The most difficult equation in college football is especially hard to solve because just when you’ve worked out one half of the problem, the other half changes.

That’s what has made a strategy for beating Alabama tougher than Fermat’s Theorem in the past couple of weeks. Just when LSU and Mississippi State seem to have deciphered the rate of acceleration that made the Crimson Tide offense so explosive in its first eight games, the UA defense suddenly throws absolute zero into the mix.

In less mathematical terms, even if you can hold Alabama under 30 points in a game, there’s still the problem of scoring 31 (or 32, in honor of Saturday’s freezing temperatures) yourself.

There seem to be a number of factors affecting the offense at the moment. First, give the opponents some credit. LSU and Mississippi State are strong defensive teams, far better on that side of the ball than any of Alabama’s earlier foes. Second, starting quarterback Tua Tagovailoa looks to be hurting from a year’s worth of accumulated hits. That’s obvious regardless of any amateur diagnosis of his knee.

Whatever the precise balance of those two factors might be, the effect is obvious. Tagovailoa’s longest completion against Mississippi State went for 25 yards. In September and October, he was hitting 25-yarders in his sleep and was mixing in some 65-plus in there like it was the 4 p.m. dinner special at Golden Corral.

On the very rare occasions he had to throw deep against MSU, the passes were off, either because the timing was off or the knee was bothering him, or both.

Nick Saban cited the pressure.

“Two things happen when (teams) pressure,” Saban said. “You either handle it and you make big plays because there are fewer guys on the back end or the quarterback gets pressured and you’re not able to make those plays. I thought they covered pretty well and we didn’t separate real well and we got way too much pressure in the pocket.”

The Alabama protection (and the run blocking) seemed affected when guard Deonte Brown had to leave the game with turf toe. Also, everyone knew what Saban and others preached all week: the Mississippi State pass rush, led by Montez Sweat and Jeffery Simmons is hellacious. It was educational, if not exactly entertaining, for Alabama fans to see that sometimes other teams have NFL talent, too.

State didn’t have the talent to match that on offense. If Tagovailoa was roughed up, Nick Fitzgerald was downright mauled by the Alabama pass rush. MSU amassed less than 200 total yards and wasn’t able to flip field position for most of the game.

They had one notable long run after a mis-tackle in the backfield on an odd-looking option play and their seeming touchdown drive at the end of the first half netted nothing. Debate the block-in-the-back call that negated an apparent MSU touchdown among yourselves, but there was no sustained way to gain yardage against Alabama.

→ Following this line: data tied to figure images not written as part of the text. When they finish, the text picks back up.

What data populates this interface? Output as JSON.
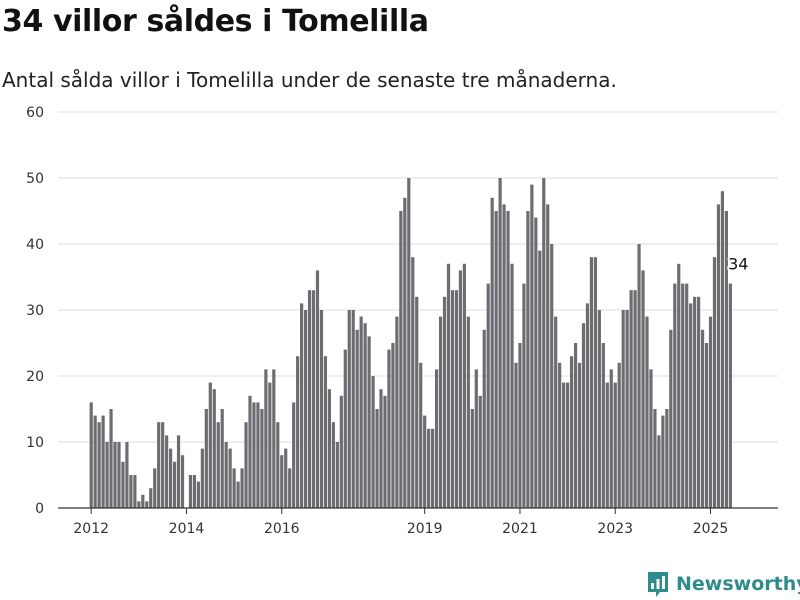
{
  "header": {
    "title": "34 villor såldes i Tomelilla",
    "subtitle": "Antal sålda villor i Tomelilla under de senaste tre månaderna."
  },
  "brand": {
    "name": "Newsworthy",
    "icon": "bar-chart-logo-icon",
    "color": "#2e8c8a"
  },
  "chart_data": {
    "type": "bar",
    "title": "34 villor såldes i Tomelilla",
    "subtitle": "Antal sålda villor i Tomelilla under de senaste tre månaderna.",
    "xlabel": "",
    "ylabel": "",
    "ylim": [
      0,
      60
    ],
    "yticks": [
      0,
      10,
      20,
      30,
      40,
      50,
      60
    ],
    "xticks": [
      "2012",
      "2014",
      "2016",
      "2019",
      "2021",
      "2023",
      "2025"
    ],
    "grid": true,
    "legend": "none",
    "colors": {
      "bar": "#6d6c71",
      "highlight": "#25938f",
      "grid": "#dddddd"
    },
    "start": "2012-01",
    "values": [
      16,
      14,
      13,
      14,
      10,
      15,
      10,
      10,
      7,
      10,
      5,
      5,
      1,
      2,
      1,
      3,
      6,
      13,
      13,
      11,
      9,
      7,
      11,
      8,
      0,
      5,
      5,
      4,
      9,
      15,
      19,
      18,
      13,
      15,
      10,
      9,
      6,
      4,
      6,
      13,
      17,
      16,
      16,
      15,
      21,
      19,
      21,
      13,
      8,
      9,
      6,
      16,
      23,
      31,
      30,
      33,
      33,
      36,
      30,
      23,
      18,
      13,
      10,
      17,
      24,
      30,
      30,
      27,
      29,
      28,
      26,
      20,
      15,
      18,
      17,
      24,
      25,
      29,
      45,
      47,
      50,
      38,
      32,
      22,
      14,
      12,
      12,
      21,
      29,
      32,
      37,
      33,
      33,
      36,
      37,
      29,
      15,
      21,
      17,
      27,
      34,
      47,
      45,
      50,
      46,
      45,
      37,
      22,
      25,
      34,
      45,
      49,
      44,
      39,
      50,
      46,
      40,
      29,
      22,
      19,
      19,
      23,
      25,
      22,
      28,
      31,
      38,
      38,
      30,
      25,
      19,
      21,
      19,
      22,
      30,
      30,
      33,
      33,
      40,
      36,
      29,
      21,
      15,
      11,
      14,
      15,
      27,
      34,
      37,
      34,
      34,
      31,
      32,
      32,
      27,
      25,
      29,
      38,
      46,
      48,
      45,
      34
    ],
    "highlight": {
      "index": 163,
      "value": 34,
      "label": "34"
    }
  }
}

Saban grumbled a bit about “style points,” reflecting the idea that Alabama should win by 50 every Saturday. The Crimson Tide is actually beyond that now. Get past The Citadel next weekend (and Lord, how the nation will howl about the scheduling that may give Tagovailoa, Jalen Hurts, Najee Harris and more of the walking wounded a chance to rest) and Alabama is in the College Football Playoff with two more wins. It doesn’t matter if they come by a single point.

Winning as Alabama has historically won, with defense, is not a problem. But you can’t blame Alabama fans for missing the fireworks.